The Geometric Occam's Razor Implicit in Deep Learning
This addresses the theoretical understanding of implicit regularization in deep learning for researchers, but it is incremental as it builds on known concepts like Dirichlet energy.
The paper tackles the problem of understanding the properties of over-parameterized neural networks that fit training data exactly, arguing that stochastic gradient descent implicitly regularizes them via a Geometric Occam's Razor based on geometric model complexity, such as arc length or Dirichlet energy, and observes consistency with this in ResNets on CIFAR-10.

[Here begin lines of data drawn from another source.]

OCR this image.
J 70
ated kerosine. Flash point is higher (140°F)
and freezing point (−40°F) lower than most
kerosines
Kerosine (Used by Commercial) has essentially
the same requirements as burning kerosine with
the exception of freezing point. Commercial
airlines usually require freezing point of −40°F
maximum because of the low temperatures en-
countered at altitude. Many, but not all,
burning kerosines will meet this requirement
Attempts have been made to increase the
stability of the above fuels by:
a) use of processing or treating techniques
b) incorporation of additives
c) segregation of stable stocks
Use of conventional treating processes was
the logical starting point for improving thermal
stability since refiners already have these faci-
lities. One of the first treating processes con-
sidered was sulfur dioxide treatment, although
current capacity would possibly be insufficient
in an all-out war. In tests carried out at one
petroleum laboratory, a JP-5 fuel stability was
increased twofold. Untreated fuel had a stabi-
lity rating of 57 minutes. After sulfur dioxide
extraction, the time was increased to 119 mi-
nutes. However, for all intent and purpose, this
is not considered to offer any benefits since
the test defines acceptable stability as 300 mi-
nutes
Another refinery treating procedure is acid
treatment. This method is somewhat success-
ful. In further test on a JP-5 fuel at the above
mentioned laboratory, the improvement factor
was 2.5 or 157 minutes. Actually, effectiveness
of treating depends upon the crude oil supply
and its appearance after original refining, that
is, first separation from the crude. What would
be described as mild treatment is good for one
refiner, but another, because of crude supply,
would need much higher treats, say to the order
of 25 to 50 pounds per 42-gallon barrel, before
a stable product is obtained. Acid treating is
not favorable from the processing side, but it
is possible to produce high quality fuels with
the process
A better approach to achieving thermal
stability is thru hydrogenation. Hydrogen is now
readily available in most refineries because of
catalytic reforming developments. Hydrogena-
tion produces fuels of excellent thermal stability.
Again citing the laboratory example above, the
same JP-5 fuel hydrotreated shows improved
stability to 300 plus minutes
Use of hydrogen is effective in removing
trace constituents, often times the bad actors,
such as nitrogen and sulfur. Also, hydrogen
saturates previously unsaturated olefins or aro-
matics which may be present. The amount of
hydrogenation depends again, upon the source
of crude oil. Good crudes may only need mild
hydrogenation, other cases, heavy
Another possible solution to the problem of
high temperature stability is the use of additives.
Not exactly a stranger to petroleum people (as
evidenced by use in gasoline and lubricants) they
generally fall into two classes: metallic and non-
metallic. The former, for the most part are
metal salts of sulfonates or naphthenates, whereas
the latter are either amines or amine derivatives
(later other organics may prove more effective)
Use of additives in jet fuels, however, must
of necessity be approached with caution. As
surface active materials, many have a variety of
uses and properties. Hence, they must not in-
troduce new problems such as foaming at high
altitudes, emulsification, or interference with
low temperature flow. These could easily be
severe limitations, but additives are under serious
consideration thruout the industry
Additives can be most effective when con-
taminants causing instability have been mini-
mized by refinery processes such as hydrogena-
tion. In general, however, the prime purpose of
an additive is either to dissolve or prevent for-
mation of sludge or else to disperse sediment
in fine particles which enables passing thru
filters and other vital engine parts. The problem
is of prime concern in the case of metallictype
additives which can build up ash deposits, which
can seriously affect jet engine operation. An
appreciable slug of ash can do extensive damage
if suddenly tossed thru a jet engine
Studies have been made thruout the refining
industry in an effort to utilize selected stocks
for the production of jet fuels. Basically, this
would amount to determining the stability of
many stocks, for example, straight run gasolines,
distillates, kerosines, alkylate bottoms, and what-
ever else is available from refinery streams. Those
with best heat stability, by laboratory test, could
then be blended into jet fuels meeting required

In over-parameterized deep neural networks there can be many possible parameter configurations that fit the training data exactly. However, the properties of these interpolating solutions are poorly understood. We argue that over-parameterized neural networks trained with stochastic gradient descent are subject to a Geometric Occam's Razor; that is, these networks are implicitly regularized by the geometric model complexity. For one-dimensional regression, the geometric model complexity is simply given by the arc length of the function. For higher-dimensional settings, the geometric model complexity depends on the Dirichlet energy of the function. We explore the relationship between this Geometric Occam's Razor, the Dirichlet energy and other known forms of implicit regularization. Finally, for ResNets trained on CIFAR-10, we observe that Dirichlet energy measurements are consistent with the action of this implicit Geometric Occam's Razor.